Audience Participation Bonus -- Oh Dear Readers, like Dillinger--who (spoiler alert!) gets shot in the face after taking in Manhattan Melodrama--my own movie theater experience was so precious I just have to share. First there were the trailers, the two that stick out was some truly awful Vaughn, Bateman, Favreau vehicle called Couples Retreat full of wacky hijinks and ribald humor which the audience hooted and guffawed throughout.
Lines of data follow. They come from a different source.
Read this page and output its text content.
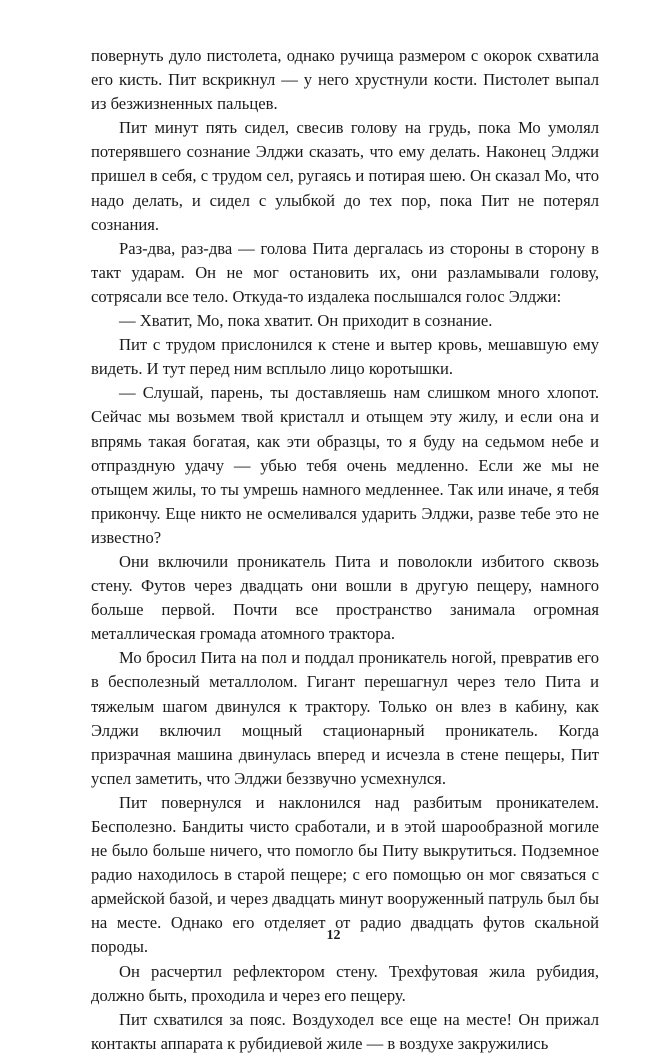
повернуть дуло пистолета, однако ручища размером с окорок схватила его кисть. Пит вскрикнул — у него хрустнули кости. Пистолет выпал из безжизненных пальцев.

Пит минут пять сидел, свесив голову на грудь, пока Мо умолял потерявшего сознание Элджи сказать, что ему делать. Наконец Элджи пришел в себя, с трудом сел, ругаясь и потирая шею. Он сказал Мо, что надо делать, и сидел с улыбкой до тех пор, пока Пит не потерял сознания.

Раз-два, раз-два — голова Пита дергалась из стороны в сторону в такт ударам. Он не мог остановить их, они разламывали голову, сотрясали все тело. Откуда-то издалека послышался голос Элджи:

— Хватит, Мо, пока хватит. Он приходит в сознание.

Пит с трудом прислонился к стене и вытер кровь, мешавшую ему видеть. И тут перед ним всплыло лицо коротышки.

— Слушай, парень, ты доставляешь нам слишком много хлопот. Сейчас мы возьмем твой кристалл и отыщем эту жилу, и если она и впрямь такая богатая, как эти образцы, то я буду на седьмом небе и отпраздную удачу — убью тебя очень медленно. Если же мы не отыщем жилы, то ты умрешь намного медленнее. Так или иначе, я тебя прикончу. Еще никто не осмеливался ударить Элджи, разве тебе это не известно?

Они включили проникатель Пита и поволокли избитого сквозь стену. Футов через двадцать они вошли в другую пещеру, намного больше первой. Почти все пространство занимала огромная металлическая громада атомного трактора.

Мо бросил Пита на пол и поддал проникатель ногой, превратив его в бесполезный металлолом. Гигант перешагнул через тело Пита и тяжелым шагом двинулся к трактору. Только он влез в кабину, как Элджи включил мощный стационарный проникатель. Когда призрачная машина двинулась вперед и исчезла в стене пещеры, Пит успел заметить, что Элджи беззвучно усмехнулся.

Пит повернулся и наклонился над разбитым проникателем. Бесполезно. Бандиты чисто сработали, и в этой шарообразной могиле не было больше ничего, что помогло бы Питу выкрутиться. Подземное радио находилось в старой пещере; с его помощью он мог связаться с армейской базой, и через двадцать минут вооруженный патруль был бы на месте. Однако его отделяет от радио двадцать футов скальной породы.

Он расчертил рефлектором стену. Трехфутовая жила рубидия, должно быть, проходила и через его пещеру.

Пит схватился за пояс. Воздуходел все еще на месте! Он прижал контакты аппарата к рубидиевой жиле — в воздухе закружились

12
The other gem came in the form of a bit of shameless Oscar-bait called Brothers, or if I had been involved would have been called "Bro-Code." Its with Jake Gyllenhaal who plays the brother-in-law of tender war-widow Natalie Portman, who time and again never fails the coveted spot of "most overrated actress alive." There are cute children who talk frankly about their dead dad, while big surprise, Jake "takes care" of his brother's family by smoking weed with and fucking his widow better than his dumb-ass jarhead bro ever could. But wait! Bro isn't really dead! Just MIA, and a fried, shell-shocked Tobey Maguire shows up to complicate things a bit after finding out he was betrayed by some soft-ass civie, while he was bravely serving God and Country and protecting our freedoms. This culminates with a classic bit of domestic disturbance as a screaming, gun-wielding Tobey confronts the police on the front yard of his broken home, while Jake screams "shoot me! shoot me!" It's the romantic comedy of the year, oh, how I laughed.
And the audience, those other people you must share your time, space, and movie-going experience with, did not disappoint. You had one bird in back of me who felt compelled to share such MST3K worthy quips as "OMG"--not "Oh my God", but the actual vocalization of a text she was thinking about sending--and of Johnny Depp, "I like him," this continued throughout. Her feelings for Johnny was refuted later, by the chap who let us know, as he walked out the theater early, that he liked Depp better in Pirates of Carribean. There were other more thoughtful critiques ("Baby Face is for real") but my personal favorite was the guy in the row in front of us, who was one of probably two people who sparked up some weed in the theater. As we were leaving, Your Leader and his comrades wondered why we didn't think of something that brilliantly ballsy, only to be confronted with two members of the NYPD waiting patiently by the concessions. As we waited in front of the theater, we saw these flatfoot law-men leave without their man, who probably made it across state lines in time.